A company is adopting Azure and wants to ensure that every new subscription automatically includes a standard set of governance artifacts: two custom Azure Policy definitions (one for allowed locations, one for resource tagging), a custom Role-Based Access Control (RBAC) assignment for the security team, and an initial resource group with an Azure Resource Manager (ARM) template that sets up a network topology. The company wants to version these artifacts and update them over time, ensuring that new subscriptions always use the latest approved version. Which Azure service should the company use to package and deploy this standardized environment?
Azure Blueprints is the correct service. It allows you to define a repeatable set of Azure resources that follow organizational standards, including policies, role assignments, ARM templates, and resource groups. Blueprints support versioning and can be assigned to management groups or subscriptions to ensure every new environment is automatically provisioned with the approved artifacts.
Why this answer
Azure Blueprints is the correct service because it is designed to orchestrate the deployment of a repeatable, versioned environment that includes policies, RBAC assignments, resource groups, and ARM templates. It allows you to define a blueprint with these artifacts, publish versions, and assign the latest approved version to new subscriptions, ensuring consistent governance across the organization.
Exam trap
The trap here is that candidates confuse Azure Policy Initiatives (which only handle policies) with Azure Blueprints (which package policies, RBAC, templates, and resource groups together), missing the requirement for versioning and multi-artifact deployment.

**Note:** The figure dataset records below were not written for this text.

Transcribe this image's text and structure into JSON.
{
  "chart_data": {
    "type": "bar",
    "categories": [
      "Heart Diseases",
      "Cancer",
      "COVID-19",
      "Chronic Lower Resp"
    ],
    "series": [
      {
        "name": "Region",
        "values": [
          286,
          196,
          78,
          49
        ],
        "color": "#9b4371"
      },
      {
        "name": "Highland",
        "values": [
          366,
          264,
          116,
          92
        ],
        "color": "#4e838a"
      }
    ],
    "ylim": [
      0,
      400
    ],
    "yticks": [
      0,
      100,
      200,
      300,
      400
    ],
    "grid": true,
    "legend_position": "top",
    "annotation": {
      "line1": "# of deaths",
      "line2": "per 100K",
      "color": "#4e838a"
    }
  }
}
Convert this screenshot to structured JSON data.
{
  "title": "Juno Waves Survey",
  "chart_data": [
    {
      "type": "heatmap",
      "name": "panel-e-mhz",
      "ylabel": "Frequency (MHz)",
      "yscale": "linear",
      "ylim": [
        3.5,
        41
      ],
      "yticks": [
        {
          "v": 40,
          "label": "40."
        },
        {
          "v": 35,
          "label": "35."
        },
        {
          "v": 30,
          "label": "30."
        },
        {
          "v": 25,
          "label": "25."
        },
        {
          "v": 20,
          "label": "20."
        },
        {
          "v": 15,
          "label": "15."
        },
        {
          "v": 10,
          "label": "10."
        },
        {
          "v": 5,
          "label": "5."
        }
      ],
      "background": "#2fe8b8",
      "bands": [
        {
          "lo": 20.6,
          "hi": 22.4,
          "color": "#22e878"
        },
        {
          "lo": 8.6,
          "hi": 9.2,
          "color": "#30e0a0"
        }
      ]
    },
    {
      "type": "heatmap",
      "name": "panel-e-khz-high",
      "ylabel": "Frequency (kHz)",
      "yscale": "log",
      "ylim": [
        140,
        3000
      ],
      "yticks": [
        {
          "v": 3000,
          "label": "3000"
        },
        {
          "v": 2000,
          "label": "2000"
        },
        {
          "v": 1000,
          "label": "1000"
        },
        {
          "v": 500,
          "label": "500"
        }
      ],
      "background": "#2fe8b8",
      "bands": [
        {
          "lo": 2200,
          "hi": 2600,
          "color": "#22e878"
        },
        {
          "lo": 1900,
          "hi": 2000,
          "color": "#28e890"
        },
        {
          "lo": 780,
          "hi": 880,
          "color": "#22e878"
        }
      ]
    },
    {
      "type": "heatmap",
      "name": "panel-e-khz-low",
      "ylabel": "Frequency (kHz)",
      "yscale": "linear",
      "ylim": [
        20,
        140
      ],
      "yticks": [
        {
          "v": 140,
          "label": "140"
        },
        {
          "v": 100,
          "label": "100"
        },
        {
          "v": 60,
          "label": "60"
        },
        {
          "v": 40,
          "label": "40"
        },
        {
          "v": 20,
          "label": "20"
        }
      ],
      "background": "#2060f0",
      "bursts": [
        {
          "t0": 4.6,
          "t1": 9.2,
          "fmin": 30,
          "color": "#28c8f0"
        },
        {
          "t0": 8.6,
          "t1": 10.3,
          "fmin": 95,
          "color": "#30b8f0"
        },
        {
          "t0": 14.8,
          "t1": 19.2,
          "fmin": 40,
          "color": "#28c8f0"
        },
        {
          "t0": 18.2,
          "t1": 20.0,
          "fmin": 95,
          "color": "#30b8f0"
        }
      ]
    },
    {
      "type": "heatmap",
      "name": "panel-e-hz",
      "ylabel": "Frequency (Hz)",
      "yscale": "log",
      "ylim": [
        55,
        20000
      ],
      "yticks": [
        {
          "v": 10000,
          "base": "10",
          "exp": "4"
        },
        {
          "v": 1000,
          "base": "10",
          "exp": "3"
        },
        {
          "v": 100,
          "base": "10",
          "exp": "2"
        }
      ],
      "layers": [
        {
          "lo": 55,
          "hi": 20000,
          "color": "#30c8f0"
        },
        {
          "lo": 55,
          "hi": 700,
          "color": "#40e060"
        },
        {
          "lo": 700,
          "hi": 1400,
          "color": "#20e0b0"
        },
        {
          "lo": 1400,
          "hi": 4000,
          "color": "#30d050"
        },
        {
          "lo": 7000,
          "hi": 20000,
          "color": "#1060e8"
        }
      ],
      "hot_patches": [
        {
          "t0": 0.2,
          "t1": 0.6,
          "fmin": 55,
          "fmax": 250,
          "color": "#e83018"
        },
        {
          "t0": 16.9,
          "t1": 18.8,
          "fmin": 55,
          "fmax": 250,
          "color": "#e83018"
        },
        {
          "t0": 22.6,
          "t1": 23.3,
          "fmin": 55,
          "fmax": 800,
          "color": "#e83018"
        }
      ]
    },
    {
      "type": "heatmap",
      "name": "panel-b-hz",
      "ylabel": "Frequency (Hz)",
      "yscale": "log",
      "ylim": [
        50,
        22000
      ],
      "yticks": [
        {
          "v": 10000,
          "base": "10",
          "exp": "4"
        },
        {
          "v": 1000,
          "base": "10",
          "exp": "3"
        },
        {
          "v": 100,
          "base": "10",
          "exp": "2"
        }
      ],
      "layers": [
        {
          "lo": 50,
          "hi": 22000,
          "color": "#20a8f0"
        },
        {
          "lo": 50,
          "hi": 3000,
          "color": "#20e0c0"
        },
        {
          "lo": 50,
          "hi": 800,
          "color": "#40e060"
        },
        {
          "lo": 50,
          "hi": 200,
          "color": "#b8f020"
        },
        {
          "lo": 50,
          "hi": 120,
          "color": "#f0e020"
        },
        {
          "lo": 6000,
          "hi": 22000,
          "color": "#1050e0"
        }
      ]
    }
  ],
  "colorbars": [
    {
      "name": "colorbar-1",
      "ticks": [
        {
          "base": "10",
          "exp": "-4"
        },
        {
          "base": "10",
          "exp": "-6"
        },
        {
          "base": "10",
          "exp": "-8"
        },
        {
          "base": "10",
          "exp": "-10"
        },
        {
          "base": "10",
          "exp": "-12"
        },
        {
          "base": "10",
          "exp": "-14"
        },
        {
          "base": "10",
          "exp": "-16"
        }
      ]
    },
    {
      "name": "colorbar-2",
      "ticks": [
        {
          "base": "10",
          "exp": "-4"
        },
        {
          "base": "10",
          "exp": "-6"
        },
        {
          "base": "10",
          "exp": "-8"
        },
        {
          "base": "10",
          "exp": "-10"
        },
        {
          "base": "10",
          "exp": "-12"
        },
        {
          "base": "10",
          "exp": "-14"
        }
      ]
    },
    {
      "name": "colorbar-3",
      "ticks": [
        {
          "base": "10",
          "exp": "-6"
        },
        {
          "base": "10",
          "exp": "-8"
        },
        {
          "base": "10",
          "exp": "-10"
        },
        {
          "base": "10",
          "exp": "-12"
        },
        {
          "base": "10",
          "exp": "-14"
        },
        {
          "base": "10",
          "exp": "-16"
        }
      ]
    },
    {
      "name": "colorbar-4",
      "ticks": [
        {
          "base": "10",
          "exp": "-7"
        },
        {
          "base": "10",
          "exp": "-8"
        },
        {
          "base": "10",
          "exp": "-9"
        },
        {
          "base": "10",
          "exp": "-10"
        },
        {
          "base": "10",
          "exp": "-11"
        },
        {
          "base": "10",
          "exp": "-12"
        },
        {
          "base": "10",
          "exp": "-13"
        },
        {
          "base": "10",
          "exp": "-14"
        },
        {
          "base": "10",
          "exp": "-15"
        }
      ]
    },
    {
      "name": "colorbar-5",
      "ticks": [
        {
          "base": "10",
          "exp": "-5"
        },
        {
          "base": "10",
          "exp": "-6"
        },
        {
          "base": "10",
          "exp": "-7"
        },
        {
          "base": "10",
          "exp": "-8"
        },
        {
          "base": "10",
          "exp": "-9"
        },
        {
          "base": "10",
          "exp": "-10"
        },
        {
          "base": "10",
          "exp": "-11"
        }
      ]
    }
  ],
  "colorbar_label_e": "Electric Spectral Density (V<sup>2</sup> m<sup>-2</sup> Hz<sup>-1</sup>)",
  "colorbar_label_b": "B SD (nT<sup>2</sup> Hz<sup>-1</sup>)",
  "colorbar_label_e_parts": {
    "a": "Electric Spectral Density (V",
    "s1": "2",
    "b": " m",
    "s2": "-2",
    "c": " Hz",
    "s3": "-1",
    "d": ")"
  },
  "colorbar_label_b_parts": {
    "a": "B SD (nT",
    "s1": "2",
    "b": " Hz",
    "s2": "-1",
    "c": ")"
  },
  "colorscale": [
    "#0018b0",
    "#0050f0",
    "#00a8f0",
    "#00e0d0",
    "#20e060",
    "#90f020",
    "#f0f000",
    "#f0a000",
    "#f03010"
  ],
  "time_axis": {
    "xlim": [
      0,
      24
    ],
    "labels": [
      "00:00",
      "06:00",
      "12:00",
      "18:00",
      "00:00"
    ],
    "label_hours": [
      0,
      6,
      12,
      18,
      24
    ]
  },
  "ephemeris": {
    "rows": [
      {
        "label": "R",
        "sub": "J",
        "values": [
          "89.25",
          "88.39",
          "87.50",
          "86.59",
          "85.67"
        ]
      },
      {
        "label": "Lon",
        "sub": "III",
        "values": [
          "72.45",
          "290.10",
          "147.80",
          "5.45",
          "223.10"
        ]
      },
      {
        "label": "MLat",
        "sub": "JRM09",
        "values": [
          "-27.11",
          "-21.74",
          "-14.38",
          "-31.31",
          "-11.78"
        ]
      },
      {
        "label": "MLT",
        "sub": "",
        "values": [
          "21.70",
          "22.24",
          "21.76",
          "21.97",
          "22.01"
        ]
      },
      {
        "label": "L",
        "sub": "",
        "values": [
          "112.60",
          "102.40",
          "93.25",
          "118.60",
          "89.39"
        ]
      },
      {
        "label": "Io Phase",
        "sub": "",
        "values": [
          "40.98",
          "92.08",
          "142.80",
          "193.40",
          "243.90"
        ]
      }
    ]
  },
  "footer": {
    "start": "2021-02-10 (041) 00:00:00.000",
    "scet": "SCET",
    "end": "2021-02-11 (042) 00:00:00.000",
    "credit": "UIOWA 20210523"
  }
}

How to eliminate wrong answers
Option A is wrong because Azure Management Groups are a hierarchical container for organizing subscriptions and applying governance at scale, but they cannot package or version multiple artifacts like custom policies, RBAC assignments, and ARM templates into a single deployable unit. Option B is wrong because Azure Policy Initiatives group related policy definitions (including custom ones) for enforcement, but they do not include RBAC assignments, resource groups, or ARM templates, nor do they support versioning of the entire environment.